Allfinanz

Renaissance einer altbekannten Idee?

Wenn ein echtes Schwergewicht der europäischen Versicherungsbranche eine exklusive Kooperation mit einer der nach Marktkapitalisierung größten europäischen Banken verkündet, ist das mit Blick auf die Markt- und Wettbewerbsverhältnisse der deutschen und europäischen Finanzbranche mehr als eine Randnotiz. Findet sich unter den Beteiligten dann noch die ING Diba, erhöht das hierzulande zusätzlich den Grad der Aufmerksamkeit. Der Sache nach geht es um die Mitte Juni verkündete Zusammenarbeit des französischen Versicherungskonzerns Axa mit der niederländischen ING-Group.
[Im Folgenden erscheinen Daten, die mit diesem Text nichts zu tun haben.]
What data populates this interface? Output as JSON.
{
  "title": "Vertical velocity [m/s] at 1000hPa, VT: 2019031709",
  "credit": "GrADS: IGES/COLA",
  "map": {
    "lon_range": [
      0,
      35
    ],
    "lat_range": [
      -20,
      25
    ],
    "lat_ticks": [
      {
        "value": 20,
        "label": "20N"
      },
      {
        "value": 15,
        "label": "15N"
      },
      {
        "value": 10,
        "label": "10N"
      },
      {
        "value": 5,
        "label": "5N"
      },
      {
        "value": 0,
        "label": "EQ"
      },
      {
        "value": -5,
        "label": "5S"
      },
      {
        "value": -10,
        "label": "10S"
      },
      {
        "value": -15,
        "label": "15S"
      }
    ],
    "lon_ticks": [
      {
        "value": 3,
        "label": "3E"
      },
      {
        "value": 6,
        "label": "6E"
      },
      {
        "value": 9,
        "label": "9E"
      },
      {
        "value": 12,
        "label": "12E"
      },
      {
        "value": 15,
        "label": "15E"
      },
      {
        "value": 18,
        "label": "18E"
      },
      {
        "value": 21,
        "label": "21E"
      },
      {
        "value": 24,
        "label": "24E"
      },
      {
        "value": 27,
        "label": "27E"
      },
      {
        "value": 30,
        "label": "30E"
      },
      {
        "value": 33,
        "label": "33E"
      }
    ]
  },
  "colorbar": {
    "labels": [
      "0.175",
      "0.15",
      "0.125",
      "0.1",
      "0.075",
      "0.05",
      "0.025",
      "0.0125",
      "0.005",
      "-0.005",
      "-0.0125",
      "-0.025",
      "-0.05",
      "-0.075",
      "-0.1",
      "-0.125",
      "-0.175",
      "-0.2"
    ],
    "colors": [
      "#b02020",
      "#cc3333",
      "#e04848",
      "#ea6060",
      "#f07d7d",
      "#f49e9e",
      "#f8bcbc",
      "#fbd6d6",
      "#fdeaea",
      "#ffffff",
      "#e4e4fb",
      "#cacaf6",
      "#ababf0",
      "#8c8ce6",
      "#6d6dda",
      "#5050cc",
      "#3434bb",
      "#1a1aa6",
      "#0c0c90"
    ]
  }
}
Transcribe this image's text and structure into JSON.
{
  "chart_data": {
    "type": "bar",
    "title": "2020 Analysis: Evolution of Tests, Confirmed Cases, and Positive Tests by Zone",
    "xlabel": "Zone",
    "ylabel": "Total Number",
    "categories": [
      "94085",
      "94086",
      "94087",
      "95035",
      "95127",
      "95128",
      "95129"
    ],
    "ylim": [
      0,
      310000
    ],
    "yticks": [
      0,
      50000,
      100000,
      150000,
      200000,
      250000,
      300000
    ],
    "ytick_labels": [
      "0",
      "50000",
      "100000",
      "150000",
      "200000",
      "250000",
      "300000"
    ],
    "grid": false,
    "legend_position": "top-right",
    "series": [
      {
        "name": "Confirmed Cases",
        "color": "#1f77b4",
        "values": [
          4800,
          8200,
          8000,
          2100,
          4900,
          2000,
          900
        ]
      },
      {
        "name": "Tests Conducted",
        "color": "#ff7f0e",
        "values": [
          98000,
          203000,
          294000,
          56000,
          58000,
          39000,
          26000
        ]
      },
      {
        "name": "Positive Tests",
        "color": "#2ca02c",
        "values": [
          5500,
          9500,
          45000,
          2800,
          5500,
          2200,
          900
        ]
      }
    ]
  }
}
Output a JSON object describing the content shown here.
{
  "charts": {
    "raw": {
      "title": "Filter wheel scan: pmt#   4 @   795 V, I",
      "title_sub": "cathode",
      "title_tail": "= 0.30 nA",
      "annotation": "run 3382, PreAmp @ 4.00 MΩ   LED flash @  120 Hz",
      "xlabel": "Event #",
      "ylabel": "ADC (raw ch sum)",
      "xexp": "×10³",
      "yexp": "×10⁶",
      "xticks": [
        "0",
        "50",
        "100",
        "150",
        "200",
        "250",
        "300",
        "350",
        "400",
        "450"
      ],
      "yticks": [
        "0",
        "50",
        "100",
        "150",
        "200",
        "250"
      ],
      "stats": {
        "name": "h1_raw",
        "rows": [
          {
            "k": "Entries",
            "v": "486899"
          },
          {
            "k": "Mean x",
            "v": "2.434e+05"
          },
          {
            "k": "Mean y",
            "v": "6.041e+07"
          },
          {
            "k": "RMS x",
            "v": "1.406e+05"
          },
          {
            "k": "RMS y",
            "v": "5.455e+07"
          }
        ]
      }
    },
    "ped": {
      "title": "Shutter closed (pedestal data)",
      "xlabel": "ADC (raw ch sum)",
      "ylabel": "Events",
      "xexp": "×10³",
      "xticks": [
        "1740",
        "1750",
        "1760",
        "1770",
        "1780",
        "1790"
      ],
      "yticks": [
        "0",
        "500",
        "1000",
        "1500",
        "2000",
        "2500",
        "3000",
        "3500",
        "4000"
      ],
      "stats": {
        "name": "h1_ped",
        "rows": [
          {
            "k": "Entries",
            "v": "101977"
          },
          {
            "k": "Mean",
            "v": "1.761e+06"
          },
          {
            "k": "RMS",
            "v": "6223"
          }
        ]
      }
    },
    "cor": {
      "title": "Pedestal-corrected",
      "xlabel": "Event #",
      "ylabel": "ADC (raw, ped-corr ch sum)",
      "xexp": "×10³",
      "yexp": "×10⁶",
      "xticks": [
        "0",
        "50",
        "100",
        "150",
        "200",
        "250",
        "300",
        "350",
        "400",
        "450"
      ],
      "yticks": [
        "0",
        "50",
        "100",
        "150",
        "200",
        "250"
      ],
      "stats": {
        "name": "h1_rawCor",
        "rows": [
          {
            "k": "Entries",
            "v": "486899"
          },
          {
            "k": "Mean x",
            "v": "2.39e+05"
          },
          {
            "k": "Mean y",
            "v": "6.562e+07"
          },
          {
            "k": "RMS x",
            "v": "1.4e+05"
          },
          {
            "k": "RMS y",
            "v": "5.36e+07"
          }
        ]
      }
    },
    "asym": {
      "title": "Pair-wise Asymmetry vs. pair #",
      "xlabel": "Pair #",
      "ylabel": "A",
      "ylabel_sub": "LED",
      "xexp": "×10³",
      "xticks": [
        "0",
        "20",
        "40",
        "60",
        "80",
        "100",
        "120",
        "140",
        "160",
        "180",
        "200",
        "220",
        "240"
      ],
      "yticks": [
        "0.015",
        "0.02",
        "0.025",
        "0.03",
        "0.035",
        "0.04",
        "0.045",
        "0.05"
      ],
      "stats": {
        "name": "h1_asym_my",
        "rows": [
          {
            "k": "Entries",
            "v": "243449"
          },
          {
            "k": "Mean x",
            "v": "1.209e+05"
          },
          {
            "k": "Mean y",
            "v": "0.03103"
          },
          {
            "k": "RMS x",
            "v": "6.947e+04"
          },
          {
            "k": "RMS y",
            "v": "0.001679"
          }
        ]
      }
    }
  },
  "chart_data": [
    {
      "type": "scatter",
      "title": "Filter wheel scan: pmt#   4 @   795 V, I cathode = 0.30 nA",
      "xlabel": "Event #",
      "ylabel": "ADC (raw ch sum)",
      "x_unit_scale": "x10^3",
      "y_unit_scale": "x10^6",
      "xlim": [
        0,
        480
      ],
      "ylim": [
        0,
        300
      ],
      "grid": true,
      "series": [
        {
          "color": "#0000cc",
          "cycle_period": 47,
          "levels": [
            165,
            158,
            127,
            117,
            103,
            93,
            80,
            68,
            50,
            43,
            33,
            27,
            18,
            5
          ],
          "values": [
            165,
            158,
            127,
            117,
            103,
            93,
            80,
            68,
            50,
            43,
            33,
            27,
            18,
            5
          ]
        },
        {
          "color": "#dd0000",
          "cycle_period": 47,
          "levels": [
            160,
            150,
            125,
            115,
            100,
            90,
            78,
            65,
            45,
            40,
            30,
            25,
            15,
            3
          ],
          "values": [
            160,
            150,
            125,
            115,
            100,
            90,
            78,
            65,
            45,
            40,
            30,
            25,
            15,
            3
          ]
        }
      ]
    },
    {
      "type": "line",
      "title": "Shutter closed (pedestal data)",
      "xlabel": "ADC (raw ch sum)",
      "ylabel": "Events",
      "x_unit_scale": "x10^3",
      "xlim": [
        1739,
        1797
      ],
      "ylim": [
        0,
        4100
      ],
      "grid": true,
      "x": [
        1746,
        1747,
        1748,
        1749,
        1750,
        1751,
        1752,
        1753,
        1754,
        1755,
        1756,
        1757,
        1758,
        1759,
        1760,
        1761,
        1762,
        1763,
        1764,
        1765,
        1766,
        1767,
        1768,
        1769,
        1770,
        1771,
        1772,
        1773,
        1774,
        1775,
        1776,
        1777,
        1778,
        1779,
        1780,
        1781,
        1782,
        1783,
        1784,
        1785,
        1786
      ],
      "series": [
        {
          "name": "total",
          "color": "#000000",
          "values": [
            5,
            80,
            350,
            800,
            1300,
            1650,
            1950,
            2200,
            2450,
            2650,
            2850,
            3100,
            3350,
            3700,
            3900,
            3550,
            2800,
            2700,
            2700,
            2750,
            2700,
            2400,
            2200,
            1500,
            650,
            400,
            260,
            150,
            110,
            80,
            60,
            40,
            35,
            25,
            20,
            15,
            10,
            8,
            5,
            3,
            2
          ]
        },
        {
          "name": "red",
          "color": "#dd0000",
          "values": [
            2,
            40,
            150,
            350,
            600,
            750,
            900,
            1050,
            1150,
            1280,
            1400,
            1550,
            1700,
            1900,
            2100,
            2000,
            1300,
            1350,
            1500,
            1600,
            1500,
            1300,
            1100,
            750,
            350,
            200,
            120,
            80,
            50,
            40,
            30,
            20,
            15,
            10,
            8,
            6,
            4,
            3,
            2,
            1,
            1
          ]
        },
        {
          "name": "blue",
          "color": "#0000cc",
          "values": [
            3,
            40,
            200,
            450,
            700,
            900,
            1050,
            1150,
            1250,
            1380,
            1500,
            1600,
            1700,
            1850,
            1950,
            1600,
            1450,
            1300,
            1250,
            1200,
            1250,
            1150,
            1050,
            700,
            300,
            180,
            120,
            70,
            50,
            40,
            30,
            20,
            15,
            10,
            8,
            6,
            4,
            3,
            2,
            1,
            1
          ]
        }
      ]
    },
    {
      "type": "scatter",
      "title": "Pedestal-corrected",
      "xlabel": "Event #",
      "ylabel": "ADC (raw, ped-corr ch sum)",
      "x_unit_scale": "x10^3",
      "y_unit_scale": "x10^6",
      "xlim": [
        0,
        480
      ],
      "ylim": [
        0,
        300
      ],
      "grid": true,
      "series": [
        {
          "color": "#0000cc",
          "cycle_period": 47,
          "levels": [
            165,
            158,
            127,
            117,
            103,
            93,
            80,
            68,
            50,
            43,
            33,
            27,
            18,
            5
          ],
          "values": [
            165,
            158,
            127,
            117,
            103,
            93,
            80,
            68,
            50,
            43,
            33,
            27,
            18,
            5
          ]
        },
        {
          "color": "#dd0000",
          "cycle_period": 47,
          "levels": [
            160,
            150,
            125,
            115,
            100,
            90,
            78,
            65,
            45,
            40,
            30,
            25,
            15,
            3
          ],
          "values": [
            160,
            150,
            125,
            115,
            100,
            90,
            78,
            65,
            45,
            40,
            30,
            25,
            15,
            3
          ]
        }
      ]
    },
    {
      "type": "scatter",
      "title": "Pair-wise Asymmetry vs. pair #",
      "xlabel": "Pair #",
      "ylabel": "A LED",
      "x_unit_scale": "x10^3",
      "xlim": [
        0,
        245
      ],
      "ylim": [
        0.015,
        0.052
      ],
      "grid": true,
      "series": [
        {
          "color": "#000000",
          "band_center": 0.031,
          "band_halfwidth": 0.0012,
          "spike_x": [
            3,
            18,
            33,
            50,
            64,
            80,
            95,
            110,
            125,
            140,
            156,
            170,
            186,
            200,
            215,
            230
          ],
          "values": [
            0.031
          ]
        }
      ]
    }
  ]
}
Beide Häuser haben angekündigt, gemeinsam Versicherungsprodukte zu entwickeln und sie über eine digitale Versicherungsplattform länderübergreifend anzubieten. Die ING will ihren Kunden in Frankreich, Deutschland, Italien, der Tschechischen Republik und Australien diese Produkte anbieten.

Die Grundidee ruft zwangsläufig Erinnerungen an die Hochphase der Allfinanz wach, deren theoretische Grundlagen in den neunziger Jahren eine Blüte erlebte und dann bis zur Finanzkrise eher mäßig erfolgreich in die Praxis umgesetzt wurde. Die Übernahme der Dresdner Bank durch die Allianz, der Erwerb der Mehrheitsanteile am Deutschen Herold durch die Deutsche Bank und die mit Kapitalunterlegung untermauerte Zusammenarbeit der Commerzbank mit Generali unter dem Zeichen der europäischen Wahlverwandtschaften waren klassische Beispiele für strategische Übungen von Banken und Versicherern zur Bildung von branchen- und länderübergreifenden Finanzkonglomeraten. Als wirklich erfolgreich hat sich das Konzept allerdings nicht erwiesen. Insbesondere das Vertriebsgebahren der Versicherungsbranche und höchst unterschiedliche Unternehmenskulturen wurden oft als großes Hindernis genannt. Und spätestens im Laufe der Aufarbeitung der Folgen der jüngsten Finanzkrise wurden viele Kapitalverflechtungen wieder aufgelöst und Kooperationen beendet. Auch die ING-Gruppe hat sich in dieser Zeit von ihrem Versicherungsgeschäft, das ihr infolge von Fusionen beim Aufbau des niederländischen Finanzkonzerns zugefallen war, auf sanften politischen und/oder aufsichtsrechtlichen Druck getrennt. Nicht zuletzt das Handling der regulatorischen Anforderungen aus dem Bank- und dem Versicherungssektor gilt als zu komplex. Wirkliche Allfinanzkonglomerate gibt es in Europa nur recht wenige, darunter die DZ-Bank, BNP und Crédite Agricole in Frankreich, die belgische KBC sowie die finnische Oko Bank. Und auch die niederländische Rabobank lebt von der Sache her dieses Konzept, wenn auch mit anderen kapitalmäßigen Verflechtungen.

Im Zuge der Digitalisierung und des immens zunehmenden Vertriebs von Finanzprodukten über Plattformen wird der Allfinanzgedanke seit einigen Jahren wiederentdeckt. Hierzulande hat die Allianz ihre grundsätzliche Bereitschaft bekundet, über den Vertriebskanal der Banken Versicherungsprodukte vertreiben zu wollen. Wie der Wettbewerber Generali hat der Münchener Konzern mit der Unicredit erst kürzlich eine Vereinbarung zum Verkauf von Versicherungsprodukten in Osteuropa getroffen. Und nun folgt eben Axa und die ING-Group - hierzulande übrigens auf Kosten der erst im Frühjahr 2017 vereinbarten Zusammenarbeit der ING-Diba mit dem Online-Versicherungsmakler Clark. Auf Kapitalverflechtungen wird in all diesen Fällen bislang verzichtet.

Mit ihrem tapferen Festhalten an der Allfinanzstrategie über die Finanzkrise hinweg sind die beiden deutschen Verbünde damit ganz unverhofft wieder voll im Zeichen der Zeit. Ob sie allerdings auch bei der Entwicklung von Plattformkonzepten Schritt halten können?